Q: How long after I stop paying a bill will I be garnished?
A: It depends. Generally, once you don’t pay a debt it is put through a collections cycle where the creditor tries to get you to voluntarily pay the debt under threat of legal action. If you don’t pay the debt or reach an arrangement the next step is a lawsuit. The process of getting a judgment in General District Court is any where from a month to four months depending on how much resistance you put up. After the judgment is enter, a garnishment can be put into place in about three weeks at the quickest.
Q: How can I stop a garnishment?
A: You only have three options to halt a garnishment. 1) Pay the debt. 2) Qualify for an exemption under state law. 3) File a bankruptcy..
Q: What happens when my wages are garnished?
A: Once your employer receive the garnishment order they will begin withholding 25% of your wages.
Q:What happens to the money that is garnished?

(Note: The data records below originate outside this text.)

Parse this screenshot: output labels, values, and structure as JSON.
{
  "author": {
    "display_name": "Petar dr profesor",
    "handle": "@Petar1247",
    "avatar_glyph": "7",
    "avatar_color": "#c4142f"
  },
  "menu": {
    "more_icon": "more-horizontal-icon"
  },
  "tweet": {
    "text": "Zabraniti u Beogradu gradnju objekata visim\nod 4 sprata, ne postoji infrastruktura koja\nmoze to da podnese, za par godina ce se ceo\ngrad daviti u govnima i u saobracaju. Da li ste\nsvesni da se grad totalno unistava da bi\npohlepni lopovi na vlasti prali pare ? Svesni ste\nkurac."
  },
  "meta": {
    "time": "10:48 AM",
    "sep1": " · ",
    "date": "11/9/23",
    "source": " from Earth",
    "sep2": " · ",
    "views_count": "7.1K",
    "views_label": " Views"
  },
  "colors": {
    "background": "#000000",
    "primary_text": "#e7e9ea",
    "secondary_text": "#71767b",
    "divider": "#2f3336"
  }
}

A: Whether the money is withheld from a bank account or your wages due to a court judgment, the money is forwarded to the court of origin and held until the garnishment hearing date, also called the “return date”. There a certain actions you can take to recover the money. Talk to one of our attorneys right away to insure it is not lost.
Q: Can I recover the money from a state or federal tax garnishment?
A: Generally, no. Unlike a civil judgment, the funds garnished by any municipality, state or federal entity are sent directly to that entity and are therefore generally difficult to recover.